Ego is a ‘must’ for survival in this world. It is a propeller for progress in life. But a propeller is meant to just give an initial ‘push’ and let go. The same way we need to use our ego skilfully to go ahead and to help others to go ahead.
If we let our ego bloat too much, we can get hurt and can hurt others for the most trivial of reasons. This can be very damaging for all concerned.
A bloated ballon bursts even when pierced by the tiniest of pins or needles. This is an apt analogy for a person puffed up with ego .
Once a person acknowledges this fact about ego, instead of defying it or justifying his or her words and actions, he or she remains a witness, and is not entangled in the antics of the ego, be it of himself or herself, or, be it ,of others around.
The ego-bug can bite anyone, any time, any place. It can be at home, at school,at work, or in the political, the igious and the spiritual arenas.
That’s why it is said that service to Humanity as service to God may or may not be what it appears to be. Someone working for a living in a hospital may or may not be doing selfless service to God. For, it is not the work we do that’s the criterion for true service; it is the intention and the attitude that makes our work selfless service, even if we may get paid for it. Many a time, we do service for ego-gratification, whether we realise and acknowledge it or not. This ego may be looking for praise, fame, success,power,etc.
A person doing an apparent service with an ego motive is as dangerous as the wolf was in sheepskin ,as the story goes.
We can’t eat food without salt. But we can’t eat the food if the salt is not proportionate to the quantity, or, we can only throw away the food.Similarly, in any relationship, both parties need to give only as much food for the ego as will be symbiotic, Or else , such food as are our words and actions will be internecine . Hence a lot of skill is required in maintaining any relationship.
There’s no need for us to obsess ourselves about ego-busting – be it ours, or, be it someone else’s. The more we resist it or try to suppress it, the more it will manifest.
Nowadays, most of the times that I have a problem in any relationship or at work, I have stopped analysing the motives and actions of others. I go through the disturbing experience just like any third party would do – I mean – a part of me remains uninvolved in the situation and that part of me helps me to sustain my sense of humour ,or, even if I forget to laugh for sometime, the buoyant part of me re- asserts itself.
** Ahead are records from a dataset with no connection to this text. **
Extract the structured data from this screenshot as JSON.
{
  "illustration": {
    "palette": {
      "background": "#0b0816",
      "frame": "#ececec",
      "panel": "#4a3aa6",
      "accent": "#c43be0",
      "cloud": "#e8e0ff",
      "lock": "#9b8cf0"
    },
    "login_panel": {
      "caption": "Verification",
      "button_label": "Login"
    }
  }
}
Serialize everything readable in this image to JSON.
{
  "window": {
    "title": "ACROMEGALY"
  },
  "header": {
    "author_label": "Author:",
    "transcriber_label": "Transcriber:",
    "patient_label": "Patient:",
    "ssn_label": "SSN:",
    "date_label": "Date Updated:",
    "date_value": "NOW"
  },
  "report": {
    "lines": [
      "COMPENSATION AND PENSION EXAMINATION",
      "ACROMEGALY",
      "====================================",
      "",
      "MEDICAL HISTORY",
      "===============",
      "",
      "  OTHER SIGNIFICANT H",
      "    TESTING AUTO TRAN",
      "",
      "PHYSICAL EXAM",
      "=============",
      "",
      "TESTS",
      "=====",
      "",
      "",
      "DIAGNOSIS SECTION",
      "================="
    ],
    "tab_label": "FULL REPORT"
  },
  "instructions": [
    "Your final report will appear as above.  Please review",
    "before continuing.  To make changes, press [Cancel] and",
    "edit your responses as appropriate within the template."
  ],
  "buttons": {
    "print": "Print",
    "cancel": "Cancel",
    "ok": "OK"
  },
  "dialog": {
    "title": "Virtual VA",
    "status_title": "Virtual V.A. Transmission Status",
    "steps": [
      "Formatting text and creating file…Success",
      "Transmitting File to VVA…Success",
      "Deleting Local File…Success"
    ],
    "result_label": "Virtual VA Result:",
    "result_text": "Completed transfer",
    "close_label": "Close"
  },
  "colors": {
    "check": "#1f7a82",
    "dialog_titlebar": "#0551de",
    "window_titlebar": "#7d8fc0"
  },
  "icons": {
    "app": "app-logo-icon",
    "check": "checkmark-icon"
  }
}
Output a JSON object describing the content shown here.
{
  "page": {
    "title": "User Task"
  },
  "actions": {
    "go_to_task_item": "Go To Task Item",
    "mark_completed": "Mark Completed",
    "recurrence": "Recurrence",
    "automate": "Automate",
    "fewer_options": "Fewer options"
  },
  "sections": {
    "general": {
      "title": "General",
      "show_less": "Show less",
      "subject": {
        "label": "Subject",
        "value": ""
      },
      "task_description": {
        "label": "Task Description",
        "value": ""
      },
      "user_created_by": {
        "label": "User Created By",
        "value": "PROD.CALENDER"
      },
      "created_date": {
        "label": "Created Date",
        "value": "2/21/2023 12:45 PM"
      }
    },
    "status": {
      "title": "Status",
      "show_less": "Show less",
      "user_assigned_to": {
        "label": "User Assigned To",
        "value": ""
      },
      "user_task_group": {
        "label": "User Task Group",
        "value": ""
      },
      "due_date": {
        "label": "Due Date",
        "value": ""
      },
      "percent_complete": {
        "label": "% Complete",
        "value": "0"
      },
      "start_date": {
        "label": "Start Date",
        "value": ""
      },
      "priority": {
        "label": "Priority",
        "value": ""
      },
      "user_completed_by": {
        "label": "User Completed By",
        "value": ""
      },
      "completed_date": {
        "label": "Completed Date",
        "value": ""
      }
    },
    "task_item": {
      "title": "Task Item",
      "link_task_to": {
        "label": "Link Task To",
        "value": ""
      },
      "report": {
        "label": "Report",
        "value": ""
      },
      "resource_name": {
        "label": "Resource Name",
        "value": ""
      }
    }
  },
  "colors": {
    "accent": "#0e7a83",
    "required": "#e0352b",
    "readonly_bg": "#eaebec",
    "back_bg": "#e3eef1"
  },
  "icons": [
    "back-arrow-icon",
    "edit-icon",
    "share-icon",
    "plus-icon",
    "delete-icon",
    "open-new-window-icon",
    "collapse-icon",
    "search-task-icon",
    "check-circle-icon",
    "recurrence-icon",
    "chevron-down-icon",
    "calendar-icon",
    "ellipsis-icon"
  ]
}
I am, hence able to remain much less affected by such situations than I used to be, before, though perfection is a long way off.or, may be, it’s a linear process! This change has stabilised my mind and emotions to a considerable extent, and, I am happy about it – I am able to handle my ego in a more efficacious manner.
In an aware state of mind, you may take it all as a game, and even give loose rope to the ego once in a while – just to see whether it has been tamed enough! The monkey-trainer also trains the monkey in a similar manner. He ties one end of a rope on the neck of the monkey and holds the other end in his hand. Sometimes, he gives loose rope to the monkey, and sometimes, he pulls the rope to discipline the monkey! A common sight that I have beheld to entertain the public with its antics
To sum it all up the taming of the ego can be a pleasurable and intriguing pastime, though , may be a little too pungent, sometimes. This pastime doesn’t limit itself to pleasure or humour as the motive but goes a long way in improving the quality of life one leads – believe it or not!